Slightly lower chances of rain are predicted for the Western swing states of
Nevada, Colorado and Montana. Clear skies are forecast for the rest of the 2008 battlegrounds, with
sunshine expected in Florida and clear skies in the Midwest.
Strategists and scholars have debated the effect of rain on voter
participation, but if it does lower turnout Tuesday, forecasts favor Sen. John
McCain (R-Ariz.) in Pennsylvania and Sen. Barack Obama (D-Ill.) in North
Carolina, Colorado and Nevada, based on which precincts are likely to get wet.
In Pennsylvania, where Obama leads by 7.3 percentage points, according
to RealClearPolitics’ average of major polls, a 70 percent chance of rain is
predicted for the southeastern part of the state, which includes heavily
Democratic Philadelphia. The rest of the state is likely to stay dry. If rain
lowers turnout in Philadelphia, it could keep Obama supporters indoors.
North Carolina’s right-leaning coast looks to get the
state’s worst weather, with 70 percent chance of rain forecast for the city of Wilmington. Meanwhile the Democratic precincts in the more Democratic-leaning
Raleigh-Durham metro area have a 40 percent chance of rain. Obama and McCain
are tied in North Carolina, according to RealClearPolitics’ average.
In conservative western Colorado and northern Nevada, 30 percent
chances of rain and snow could also keep McCain supporters from the polls. In
the smaller battleground of Montana, rain and snow in the western part of the
state could favor McCain.
Obama leads in Colorado and Nevada, while McCain leads in Montana,
according to major polls.
Forecasts for other battlegrounds, such as Virginia and Georgia, appear
to favor neither candidate. Rain is forecast at 30 percent for the southeast
portion of Virginia, which is home to both conservative and liberal districts.
Conservative central Virginia and the balanced D.C. suburbs are expected to
stay dry.
Georgia, which voted statewide for President Bush in 2000 and 2004, is
predicted to see rain in the Savannah area.
The effect of weather on voter participation has been long debated by
political strategists. A 2007 study by researchers at the Universities of
Georgia, Pittsburgh and California found that rain lowers turnout by 1 percent
per inch of rain, and that it helps Republicans more often than Democrats.

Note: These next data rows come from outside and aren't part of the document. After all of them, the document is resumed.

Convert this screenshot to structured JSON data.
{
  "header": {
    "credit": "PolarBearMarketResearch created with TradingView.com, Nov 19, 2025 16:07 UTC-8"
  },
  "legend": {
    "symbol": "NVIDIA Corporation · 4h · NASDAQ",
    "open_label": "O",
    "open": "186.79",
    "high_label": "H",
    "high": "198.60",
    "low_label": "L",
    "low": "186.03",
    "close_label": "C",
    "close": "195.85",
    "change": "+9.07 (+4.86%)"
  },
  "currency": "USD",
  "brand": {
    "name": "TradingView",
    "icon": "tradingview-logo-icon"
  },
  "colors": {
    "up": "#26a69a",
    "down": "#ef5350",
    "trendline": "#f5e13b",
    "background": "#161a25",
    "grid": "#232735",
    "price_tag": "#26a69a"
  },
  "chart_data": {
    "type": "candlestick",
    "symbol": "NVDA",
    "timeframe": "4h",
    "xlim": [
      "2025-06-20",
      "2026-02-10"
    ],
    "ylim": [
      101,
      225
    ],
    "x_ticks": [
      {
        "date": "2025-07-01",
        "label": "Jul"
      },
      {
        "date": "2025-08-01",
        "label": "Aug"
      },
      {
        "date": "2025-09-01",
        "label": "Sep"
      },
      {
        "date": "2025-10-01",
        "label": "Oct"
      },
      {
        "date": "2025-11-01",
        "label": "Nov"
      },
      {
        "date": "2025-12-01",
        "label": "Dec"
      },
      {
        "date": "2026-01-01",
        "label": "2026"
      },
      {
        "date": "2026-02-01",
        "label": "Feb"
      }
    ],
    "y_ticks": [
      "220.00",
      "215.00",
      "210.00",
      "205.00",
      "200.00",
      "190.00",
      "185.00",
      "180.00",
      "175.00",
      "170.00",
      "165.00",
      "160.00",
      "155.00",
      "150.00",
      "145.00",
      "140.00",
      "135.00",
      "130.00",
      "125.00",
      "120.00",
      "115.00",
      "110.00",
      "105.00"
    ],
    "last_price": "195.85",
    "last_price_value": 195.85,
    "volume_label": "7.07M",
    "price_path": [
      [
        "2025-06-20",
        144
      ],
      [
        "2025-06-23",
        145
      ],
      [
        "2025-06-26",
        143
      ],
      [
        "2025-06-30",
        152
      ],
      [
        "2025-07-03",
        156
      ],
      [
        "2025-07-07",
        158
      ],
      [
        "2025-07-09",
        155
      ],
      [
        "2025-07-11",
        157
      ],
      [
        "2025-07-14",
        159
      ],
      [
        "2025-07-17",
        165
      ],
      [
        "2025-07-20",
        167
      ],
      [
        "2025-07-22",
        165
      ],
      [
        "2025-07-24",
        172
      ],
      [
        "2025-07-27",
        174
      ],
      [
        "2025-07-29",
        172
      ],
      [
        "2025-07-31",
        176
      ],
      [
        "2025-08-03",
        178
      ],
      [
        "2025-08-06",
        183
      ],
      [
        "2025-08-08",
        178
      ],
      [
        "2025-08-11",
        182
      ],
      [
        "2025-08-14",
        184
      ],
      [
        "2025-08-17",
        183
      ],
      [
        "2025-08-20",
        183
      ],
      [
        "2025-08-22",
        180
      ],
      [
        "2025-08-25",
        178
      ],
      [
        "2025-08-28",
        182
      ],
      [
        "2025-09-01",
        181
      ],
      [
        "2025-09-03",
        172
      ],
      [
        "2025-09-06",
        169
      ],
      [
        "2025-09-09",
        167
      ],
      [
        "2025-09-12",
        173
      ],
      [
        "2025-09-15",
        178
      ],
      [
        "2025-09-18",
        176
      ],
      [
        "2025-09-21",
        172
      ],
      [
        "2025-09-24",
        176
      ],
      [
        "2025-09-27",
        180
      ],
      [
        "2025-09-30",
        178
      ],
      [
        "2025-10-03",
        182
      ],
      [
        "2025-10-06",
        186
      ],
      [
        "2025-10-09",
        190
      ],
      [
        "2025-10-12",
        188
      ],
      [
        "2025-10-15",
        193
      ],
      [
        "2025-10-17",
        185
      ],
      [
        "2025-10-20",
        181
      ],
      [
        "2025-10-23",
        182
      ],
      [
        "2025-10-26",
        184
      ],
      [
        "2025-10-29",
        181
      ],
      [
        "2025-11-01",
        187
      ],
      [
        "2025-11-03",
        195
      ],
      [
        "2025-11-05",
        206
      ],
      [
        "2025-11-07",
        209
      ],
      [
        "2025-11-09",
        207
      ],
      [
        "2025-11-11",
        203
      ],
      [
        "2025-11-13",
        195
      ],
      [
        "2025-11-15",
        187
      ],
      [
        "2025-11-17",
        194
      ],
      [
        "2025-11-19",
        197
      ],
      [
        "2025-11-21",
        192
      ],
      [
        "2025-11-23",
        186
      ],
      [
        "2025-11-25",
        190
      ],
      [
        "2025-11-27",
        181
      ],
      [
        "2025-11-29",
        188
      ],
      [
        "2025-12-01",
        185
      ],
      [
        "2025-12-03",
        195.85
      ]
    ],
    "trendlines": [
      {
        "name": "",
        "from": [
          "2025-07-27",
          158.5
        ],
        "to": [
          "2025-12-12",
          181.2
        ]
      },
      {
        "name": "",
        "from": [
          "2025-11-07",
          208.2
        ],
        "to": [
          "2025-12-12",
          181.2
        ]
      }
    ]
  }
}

Researchers Brad Gomez, Thomas Hansford and George Krauses studied
turnout information and more than 22,000 weather reports and found that every
inch of rain beyond average Election Day levels benefited the GOP presidential
candidate by an extra 2.5 percent of the vote.
Gomez suggests that, according to traditional turnout models,
registered Democrats are more likely to be “peripheral” voters, less engaged in
the political process than Republicans. Others have speculated that, since a
larger percentage of Democratic voters are poor and do not own cars, Democrats
are less likely to walk or take public transit to polling places and vote.